Bioinformatics. 2021 Sep 9;37(17):2570-2579. doi: 10.1093/bioinformatics/btab132.
Reliable predictive models of protein-ligand binding affinity are required in many areas of biomedical research. Accurate prediction based on current descriptors or molecular fingerprints (FPs) remains a challenge. We develop novel interaction FPs (IFPs) to encode protein-ligand interactions and use them to improve the prediction.
Proteo-chemometrics IFPs (PrtCmm IFPs) formed by combining extended connectivity fingerprints (ECFPs) with the proteo-chemometrics concept. Combining PrtCmm IFPs with machine-learning models led to efficient scoring models, which were validated on the PDBbind v2019 core set and CSAR-HiQ sets. The PrtCmm IFP Score outperformed several other models in predicting protein-ligand binding affinities. Besides, conventional ECFPs were simplified to generate new IFPs, which provided consistent but faster predictions. The relationship between the base atom properties of ECFPs and the accuracy of predictions was also investigated.
PrtCmm IFP has been implemented in the IFP Score Toolkit on github (https://github.com/debbydanwang/IFPscore).
Supplementary data are available at Bioinformatics online.
生物医学研究的许多领域都需要可靠的蛋白质-配体结合亲和力预测模型。基于当前描述符或分子指纹(FPs)进行准确预测仍然是一项挑战。我们开发了新型相互作用指纹(IFPs)来编码蛋白质-配体相互作用,并利用它们来改进预测。

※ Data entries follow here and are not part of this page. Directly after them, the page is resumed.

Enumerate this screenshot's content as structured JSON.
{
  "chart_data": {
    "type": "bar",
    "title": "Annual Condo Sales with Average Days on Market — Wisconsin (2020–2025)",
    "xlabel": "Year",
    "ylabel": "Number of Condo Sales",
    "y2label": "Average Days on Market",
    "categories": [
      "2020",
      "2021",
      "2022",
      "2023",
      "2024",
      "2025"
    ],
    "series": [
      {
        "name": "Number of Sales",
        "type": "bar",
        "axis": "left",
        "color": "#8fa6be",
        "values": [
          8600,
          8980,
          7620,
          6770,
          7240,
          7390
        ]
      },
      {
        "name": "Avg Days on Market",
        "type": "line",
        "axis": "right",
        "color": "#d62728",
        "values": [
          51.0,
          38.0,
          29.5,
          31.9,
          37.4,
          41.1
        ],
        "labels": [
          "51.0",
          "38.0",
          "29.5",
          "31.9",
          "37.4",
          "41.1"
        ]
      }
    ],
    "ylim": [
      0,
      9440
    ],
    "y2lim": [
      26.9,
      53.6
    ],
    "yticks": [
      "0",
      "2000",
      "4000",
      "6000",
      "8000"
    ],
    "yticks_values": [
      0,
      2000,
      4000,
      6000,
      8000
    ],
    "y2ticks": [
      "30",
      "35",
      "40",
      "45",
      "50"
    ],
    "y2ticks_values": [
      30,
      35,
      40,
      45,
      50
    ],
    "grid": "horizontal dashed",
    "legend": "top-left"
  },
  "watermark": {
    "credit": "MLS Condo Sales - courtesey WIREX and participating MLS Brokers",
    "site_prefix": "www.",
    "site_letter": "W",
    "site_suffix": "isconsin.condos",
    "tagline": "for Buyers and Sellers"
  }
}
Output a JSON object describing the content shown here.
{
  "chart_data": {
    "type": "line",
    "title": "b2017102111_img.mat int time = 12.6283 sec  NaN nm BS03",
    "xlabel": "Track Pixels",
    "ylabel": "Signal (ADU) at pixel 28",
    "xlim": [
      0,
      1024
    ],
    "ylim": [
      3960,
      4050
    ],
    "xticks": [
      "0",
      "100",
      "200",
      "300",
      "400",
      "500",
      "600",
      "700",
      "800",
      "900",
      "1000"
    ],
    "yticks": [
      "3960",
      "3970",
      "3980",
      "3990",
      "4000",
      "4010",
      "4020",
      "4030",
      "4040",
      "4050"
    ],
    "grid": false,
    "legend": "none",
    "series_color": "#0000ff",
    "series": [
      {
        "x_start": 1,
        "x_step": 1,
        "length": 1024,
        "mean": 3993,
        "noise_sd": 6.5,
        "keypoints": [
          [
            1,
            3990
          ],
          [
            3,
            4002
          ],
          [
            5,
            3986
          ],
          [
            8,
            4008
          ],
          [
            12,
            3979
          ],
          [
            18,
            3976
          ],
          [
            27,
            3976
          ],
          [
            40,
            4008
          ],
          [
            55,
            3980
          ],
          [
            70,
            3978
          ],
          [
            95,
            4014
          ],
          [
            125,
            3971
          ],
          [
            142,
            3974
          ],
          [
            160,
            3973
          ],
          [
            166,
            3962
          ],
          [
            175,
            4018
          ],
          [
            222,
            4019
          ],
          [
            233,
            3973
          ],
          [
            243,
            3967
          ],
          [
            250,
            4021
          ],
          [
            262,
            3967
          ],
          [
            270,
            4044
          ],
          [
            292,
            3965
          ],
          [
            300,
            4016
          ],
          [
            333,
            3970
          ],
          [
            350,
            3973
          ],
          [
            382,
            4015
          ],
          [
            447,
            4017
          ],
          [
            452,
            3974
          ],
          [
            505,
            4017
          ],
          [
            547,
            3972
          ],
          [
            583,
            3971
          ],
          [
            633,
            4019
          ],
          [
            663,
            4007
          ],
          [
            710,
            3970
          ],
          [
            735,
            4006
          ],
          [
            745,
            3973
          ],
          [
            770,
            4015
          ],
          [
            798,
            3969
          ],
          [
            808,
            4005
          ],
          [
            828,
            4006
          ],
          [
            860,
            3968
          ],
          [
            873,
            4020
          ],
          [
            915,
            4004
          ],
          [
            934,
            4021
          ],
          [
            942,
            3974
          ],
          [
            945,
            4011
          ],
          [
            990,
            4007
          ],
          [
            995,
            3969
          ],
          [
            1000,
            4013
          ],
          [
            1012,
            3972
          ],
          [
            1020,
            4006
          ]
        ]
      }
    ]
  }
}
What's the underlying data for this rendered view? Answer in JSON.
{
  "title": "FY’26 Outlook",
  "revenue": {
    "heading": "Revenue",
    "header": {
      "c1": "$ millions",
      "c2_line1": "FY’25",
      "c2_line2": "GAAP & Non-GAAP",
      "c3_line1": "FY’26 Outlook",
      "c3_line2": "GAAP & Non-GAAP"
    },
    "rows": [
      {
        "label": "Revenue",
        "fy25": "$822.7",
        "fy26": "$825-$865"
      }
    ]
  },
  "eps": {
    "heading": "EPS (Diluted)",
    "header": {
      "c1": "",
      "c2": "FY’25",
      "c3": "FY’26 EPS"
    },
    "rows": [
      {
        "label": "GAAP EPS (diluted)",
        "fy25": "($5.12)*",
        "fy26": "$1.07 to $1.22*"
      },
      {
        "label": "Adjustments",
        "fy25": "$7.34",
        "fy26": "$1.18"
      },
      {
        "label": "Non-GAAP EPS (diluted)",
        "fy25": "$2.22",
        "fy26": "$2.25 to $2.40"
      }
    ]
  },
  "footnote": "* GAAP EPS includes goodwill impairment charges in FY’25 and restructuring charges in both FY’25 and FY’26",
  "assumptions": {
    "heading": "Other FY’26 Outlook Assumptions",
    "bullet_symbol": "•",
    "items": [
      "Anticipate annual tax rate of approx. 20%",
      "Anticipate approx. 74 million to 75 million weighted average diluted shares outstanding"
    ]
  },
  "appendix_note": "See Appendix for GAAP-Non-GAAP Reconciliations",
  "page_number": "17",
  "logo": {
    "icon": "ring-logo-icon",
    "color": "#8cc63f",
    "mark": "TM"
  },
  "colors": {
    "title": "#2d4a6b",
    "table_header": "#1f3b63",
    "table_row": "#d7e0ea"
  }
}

通过将扩展连接性指纹(ECFPs)与蛋白质化学计量学概念相结合形成蛋白质化学计量学IFPs(PrtCmm IFPs)。将PrtCmm IFPs与机器学习模型相结合产生了高效的评分模型,这些模型在PDBbind v2019核心集和CSAR-HiQ集上得到了验证。PrtCmm IFP评分在预测蛋白质-配体结合亲和力方面优于其他几种模型。此外,对传统的ECFPs进行简化以生成新的IFPs,其提供了一致但更快的预测。还研究了ECFPs的基本原子性质与预测准确性之间的关系。
PrtCmm IFP已在github上的IFP评分工具包(https://github.com/debbydanwang/IFPscore)中实现。
补充数据可在《生物信息学》在线获取。